Anche se il nostro background ci porta a pensare al prana come a qualcosa di immateriale o “non oggettivo”, nella cultura yogica invece è considerato come oggettivamente materiale. Secondo i tradizionali insegnamenti yogici, questa energia vitale è presente non solo nel nostro corpo, ma anche in tutto ciò che ci circonda.

Possiamo definire come prana qualsiasi forma di energia vibrante che crea, protegge e distrugge.

E’ considerato il soffio vitale che si ritrova in tutti gli esseri viventi.

Patanjali descrive il pranayama come l’insieme delle tecniche di regolazione di inspirazione, espirazione e ritenzione (il periodo tra inspirazione ed espirazione) attraverso le quali la forza vitale è attivata e regolata.

quindi:

  • Inspirazione (puraka): serve per stimolare l’organismo.
  • Espirazione (rechaka): serve per rilassare l’organismo e per eliminare sia l’aria viziata che le tossine.
  • Ritenzione del respiro (kumbhaka): serve distribuire l’energia in tutto il corpo. Questa fase degli esercizi di respirazione è abbastanza delicata perché per praticarla correttamente c’è bisogno di una buona consapevolezza del sistema respiratorio, bisogna utilizzare correttamente i bandha ed è consigliato apprenderla e praticarla sotto gli occhi di un maestro esperto.

COSA È IL PRANAYAMA

Secondo gli antichi insegnamenti yoga, prana è l’energia vitale che circola attraverso i 72000 nadi, o canali energetici, presenti nel nostro corpo. Tramite il controllo e la consapevolezza del respiro, si impara a dirigere e a controllare la circolazione del prana, guadagnando la possibilità di incanalarlo in specifiche parti del corpo.
Attraverso una pratica costante si acquisisce inoltre la capacità di risvegliare innumerevoli proprietà benefiche in noi stessi (ad esempio, se necessario, si potrà dirigere un grande flusso di vitalità nelle aree dove sentiamo che manca).Nonostante il prana non rappresenti direttamente il respiro, questa “forza/energia vitale” può essere percepita attraverso la regolazione del ciclo respiratorio. Pranayama in questo senso quindi viene inteso come la pratica della respirazione yogica, utilizzata per lavorare con il respiro, rafforzare ed estendere la respirazione ed espandere l’energia portandola dal livello individuale a quello di energia cosmica.

Perché il pranayama è importante e i suoi benefici

Perché la maggior parte delle persone ha dimenticato come si respira correttamente. Respira spesso superficialmente, con la bocca e quasi non usa il diaframma, sollevando le spalle o contraendo l’addome durante l’inspirazione. Facendo così si utilizza solo una piccola quantità di ossigeno e la parte alta dei polmoni, con un conseguente calo di energia e scarsa capacità di rimanere in salute.

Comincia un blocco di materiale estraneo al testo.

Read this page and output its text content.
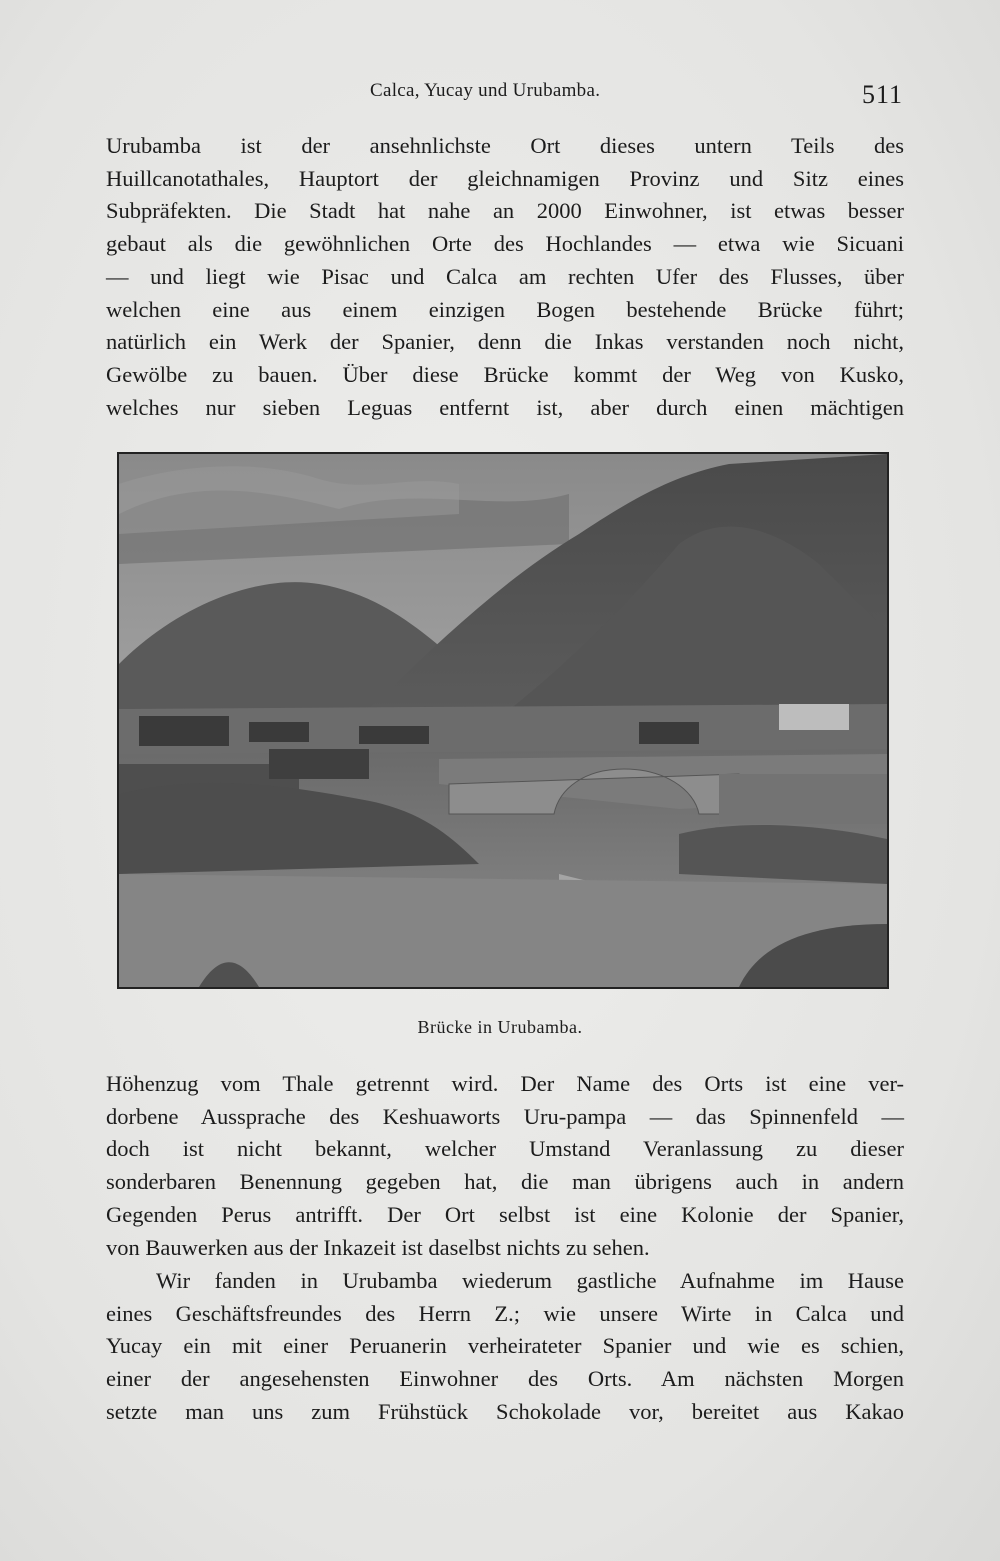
Calca, Yucay und Urubamba.	511

Urubamba ist der ansehnlichste Ort dieses untern Teils des

Huillcanotathales, Hauptort der gleichnamigen Provinz und Sitz eines

Subpräfekten. Die Stadt hat nahe an 2000 Einwohner, ist etwas besser

gebaut als die gewöhnlichen Orte des Hochlandes — etwa wie Sicuani

— und liegt wie Pisac und Calca am rechten Ufer des Flusses, über

welchen eine aus einem einzigen Bogen bestehende Brücke führt;

natürlich ein Werk der Spanier, denn die Inkas verstanden noch nicht,

Gewölbe zu bauen. Über diese Brücke kommt der Weg von Kusko,

welches nur sieben Leguas entfernt ist, aber durch einen mächtigen

Brücke in Urubamba.

Höhenzug vom Thale getrennt wird. Der Name des Orts ist eine ver-

dorbene Aussprache des Keshuaworts Uru-pampa — das Spinnenfeld —

doch ist nicht bekannt, welcher Umstand Veranlassung zu dieser

sonderbaren Benennung gegeben hat, die man übrigens auch in andern

Gegenden Perus antrifft. Der Ort selbst ist eine Kolonie der Spanier,

von Bauwerken aus der Inkazeit ist daselbst nichts zu sehen.

Wir fanden in Urubamba wiederum gastliche Aufnahme im Hause

eines Geschäftsfreundes des Herrn Z.; wie unsere Wirte in Calca und

Yucay ein mit einer Peruanerin verheirateter Spanier und wie es schien,

einer der angesehensten Einwohner des Orts. Am nächsten Morgen

setzte man uns zum Frühstück Schokolade vor, bereitet aus Kakao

Gli antichi yogi, studiando attentamente la natura, si resero conto che tutti gli animali con una respirazione più lenta hanno una durata di vita maggiore rispetto a quelli che invece respirano in modo più veloce.

Da queste osservazioni impararono una lezione yogica che tutti noi dovremmo tenere sempre a mente: la durata della vita è strettamente correlata alla respirazione.

Secondo questa visione yogica, se si respira costantemente in modo calmo, lento e regolare allora la durata della vita sarà maggiore. Se invece per la maggior parte del tempo si respira in modo rapido, superficialmente e irregolarmente allora la lunghezza della vita sarà minore.

Queste osservazioni degli antichi saggi trovano attualmente conferma in numerose ricerche scientifiche.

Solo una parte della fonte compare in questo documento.